Ana and Chris manage to spirit away Vartan's wife Lena (Alicia Borrachero) and daughters to safety with Marta, but she tells them Michael is dead, suspecting Ana is the woman her son fell in love with.  Chris and Ana continue their own work in documenting and helping Armenian orphans respectively, but time is against them.  Chris' work gets him in trouble with the Turkish officials who threaten to execute him as a spy.  It takes the personal intervention of U.S. Ambassador Henry Morgenthau (James Cromwell) to save him.  It does not save Emre, who is discovered to have tipped off Morgenthau and is summarily executed.

Ana, Michael, and many other Armenians are making a fierce last stand in the mountains, pushed against the sea.  Chris gets a ride on a French ship steaming towards their rescue, and ultimately, many lives are lost, including the linchpin of this love triangle.  Of his whole family, only Michael and his niece Yeva survive to find refuge in America.

What ultimately weakens The Promise is what the film imagines is its strongest point: the love story.  The Promise all but drowns under its own lushness and embarrassing efforts to be sweeping in this somewhat tawdry love triangle.  You cannot get more lush and embarrassing than when Michael and Ana finally give in to their desires.

After surviving a riot where Turks were attacking Armenians on the streets, they take refuge in a hotel.  There, with the flames of burning shops lit in the windows, they too experience the flames of passion.

One can be poetic in imagery, but this goes into downright parody.

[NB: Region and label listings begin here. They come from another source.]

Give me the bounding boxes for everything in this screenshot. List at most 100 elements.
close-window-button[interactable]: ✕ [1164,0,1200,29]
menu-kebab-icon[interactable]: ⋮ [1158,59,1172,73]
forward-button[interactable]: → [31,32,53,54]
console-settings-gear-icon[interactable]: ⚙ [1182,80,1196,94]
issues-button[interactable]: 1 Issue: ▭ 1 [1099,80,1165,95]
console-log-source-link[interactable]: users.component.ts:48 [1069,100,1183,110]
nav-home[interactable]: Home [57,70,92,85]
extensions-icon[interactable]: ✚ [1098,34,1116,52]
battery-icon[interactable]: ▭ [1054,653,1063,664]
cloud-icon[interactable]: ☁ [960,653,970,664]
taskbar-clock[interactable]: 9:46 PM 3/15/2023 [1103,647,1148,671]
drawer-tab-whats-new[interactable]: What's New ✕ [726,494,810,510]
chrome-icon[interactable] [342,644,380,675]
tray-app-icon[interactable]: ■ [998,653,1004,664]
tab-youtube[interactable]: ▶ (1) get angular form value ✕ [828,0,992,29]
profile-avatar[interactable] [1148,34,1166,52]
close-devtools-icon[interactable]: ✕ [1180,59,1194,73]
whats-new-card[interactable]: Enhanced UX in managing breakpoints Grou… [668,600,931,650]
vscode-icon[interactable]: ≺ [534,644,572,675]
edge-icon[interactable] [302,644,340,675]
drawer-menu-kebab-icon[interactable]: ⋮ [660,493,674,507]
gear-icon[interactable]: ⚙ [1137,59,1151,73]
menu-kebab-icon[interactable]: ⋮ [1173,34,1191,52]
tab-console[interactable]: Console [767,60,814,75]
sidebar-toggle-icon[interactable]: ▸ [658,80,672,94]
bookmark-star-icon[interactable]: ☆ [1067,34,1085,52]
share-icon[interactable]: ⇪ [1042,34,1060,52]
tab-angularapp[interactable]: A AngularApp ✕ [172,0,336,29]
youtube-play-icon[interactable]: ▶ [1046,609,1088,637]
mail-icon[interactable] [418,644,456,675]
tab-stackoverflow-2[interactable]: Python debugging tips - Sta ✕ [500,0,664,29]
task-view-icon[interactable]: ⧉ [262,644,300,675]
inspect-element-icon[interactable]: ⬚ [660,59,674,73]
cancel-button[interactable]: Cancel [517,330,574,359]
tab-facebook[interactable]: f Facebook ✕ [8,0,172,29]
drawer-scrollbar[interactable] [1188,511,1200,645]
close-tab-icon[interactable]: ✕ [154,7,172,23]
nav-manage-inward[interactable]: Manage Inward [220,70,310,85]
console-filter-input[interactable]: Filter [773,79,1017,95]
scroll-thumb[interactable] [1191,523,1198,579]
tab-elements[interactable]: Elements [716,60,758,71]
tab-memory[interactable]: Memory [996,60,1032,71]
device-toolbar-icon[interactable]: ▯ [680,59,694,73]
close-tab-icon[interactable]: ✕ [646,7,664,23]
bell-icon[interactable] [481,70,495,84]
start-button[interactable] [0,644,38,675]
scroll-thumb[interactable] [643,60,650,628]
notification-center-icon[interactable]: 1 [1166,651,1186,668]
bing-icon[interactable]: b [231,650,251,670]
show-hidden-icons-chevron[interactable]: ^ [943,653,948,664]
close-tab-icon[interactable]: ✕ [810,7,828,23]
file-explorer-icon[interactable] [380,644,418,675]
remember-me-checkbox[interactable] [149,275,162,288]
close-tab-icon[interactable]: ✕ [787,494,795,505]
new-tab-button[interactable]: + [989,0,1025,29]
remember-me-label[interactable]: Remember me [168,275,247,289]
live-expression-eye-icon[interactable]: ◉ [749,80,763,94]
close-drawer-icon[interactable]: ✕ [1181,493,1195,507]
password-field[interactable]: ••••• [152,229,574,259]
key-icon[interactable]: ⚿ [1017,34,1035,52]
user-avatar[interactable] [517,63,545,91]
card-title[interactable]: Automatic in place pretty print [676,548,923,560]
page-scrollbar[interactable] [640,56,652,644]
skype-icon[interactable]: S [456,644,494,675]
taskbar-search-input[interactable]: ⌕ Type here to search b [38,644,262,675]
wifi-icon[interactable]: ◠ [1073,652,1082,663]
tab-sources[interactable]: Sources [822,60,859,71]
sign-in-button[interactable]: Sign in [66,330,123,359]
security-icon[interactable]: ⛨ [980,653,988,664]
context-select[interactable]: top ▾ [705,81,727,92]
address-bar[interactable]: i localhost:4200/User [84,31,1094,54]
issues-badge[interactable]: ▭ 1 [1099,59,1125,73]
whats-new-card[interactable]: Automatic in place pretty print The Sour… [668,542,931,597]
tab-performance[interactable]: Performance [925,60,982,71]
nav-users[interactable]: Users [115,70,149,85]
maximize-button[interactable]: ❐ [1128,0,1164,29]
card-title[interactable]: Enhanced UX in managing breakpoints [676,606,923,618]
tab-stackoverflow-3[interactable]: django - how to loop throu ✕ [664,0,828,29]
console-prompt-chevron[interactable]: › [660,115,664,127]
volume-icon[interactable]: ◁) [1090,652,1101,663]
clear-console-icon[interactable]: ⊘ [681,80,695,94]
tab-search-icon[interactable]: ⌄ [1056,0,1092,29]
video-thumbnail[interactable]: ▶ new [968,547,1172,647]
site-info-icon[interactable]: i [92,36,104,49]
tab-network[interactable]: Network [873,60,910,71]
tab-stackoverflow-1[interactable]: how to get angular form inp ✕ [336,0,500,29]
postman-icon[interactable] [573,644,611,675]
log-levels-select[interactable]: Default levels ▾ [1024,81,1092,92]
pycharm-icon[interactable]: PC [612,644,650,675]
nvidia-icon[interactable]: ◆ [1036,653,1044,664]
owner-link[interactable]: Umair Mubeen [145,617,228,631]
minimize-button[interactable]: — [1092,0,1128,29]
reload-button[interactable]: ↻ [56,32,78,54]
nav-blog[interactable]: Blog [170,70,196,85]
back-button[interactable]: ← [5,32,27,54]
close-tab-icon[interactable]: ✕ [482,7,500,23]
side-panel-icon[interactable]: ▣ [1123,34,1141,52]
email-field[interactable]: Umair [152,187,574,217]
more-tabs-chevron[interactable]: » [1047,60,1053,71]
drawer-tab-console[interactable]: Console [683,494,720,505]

It's clear that Robin Swicord and director Terry George's screenplay was cribbing from such films as Doctor Zhivago (with Michael going from his mistress' bed to his wife's bed, loving his Tanya while dreaming of his Lara), Titanic (Ana's final moments) and even the miniseries Holocaust (how the Armenian community, well-integrated into the dominant society, is quickly overrun by Turkish Armenian-phobia).  One could almost call The Promise a mash-up of these and other films.  Even the title makes a desperate plea to make this story oh so passionate.

It's also clear that it was making a mighty mess of it.

This is because as a triangle, it is neither interesting or believable.  Isaac, Le Bon and Bale all act if they are fully aware they are in a sweeping love story in a critical moment of history.  They do not behave as actual people, at least when they are all attempting to make us feel as passionately about these conflicting romances as they were directed to.

The Promise as a title is a bit of a misnomer, since the main 'promise' in The Promise is that of Michael to Maral, when he refuses to end his betrothal despite not being in love with Maral because he made 'a promise'.

It's a curious thing that The Promise works best when the characters and movie have no interest in their love lives.  Some of the scenes of the Armenian Genocide fill us with horror and shock, and the Armenian plight to survive and escape the Turkish extermination plans, particularly as they make their stand on the mountains and flee to the French ships, are when The Promise gets exciting, interesting and moving.

Perhaps this is what hampers our actors, as so much time is taken up in an effort to be sweeping that it did not have much time to be good.  Isaac got that look of forlorn angst as Michael.  Bale was all righteous indignation as Myers.  Le Bon was better than them as the more assured Ana, and I admire how her French accent was explained away in a virtually throwaway line.

The Promise could have been more.  It could have worked as a film commenting on the present by drawing lessons from the past.  I could not help thinking of how the Yazidis were driven to the mountains by ISIS when I saw the Armenians deciding to fight rather than surrender or be driven into the Syrian desert. 

The horrors and evil of the Armenian Genocide, which all Turkish governments refuse to acknowledge or admit, deserves to be told.  It certainly deserves to be told in a better film than The Promise.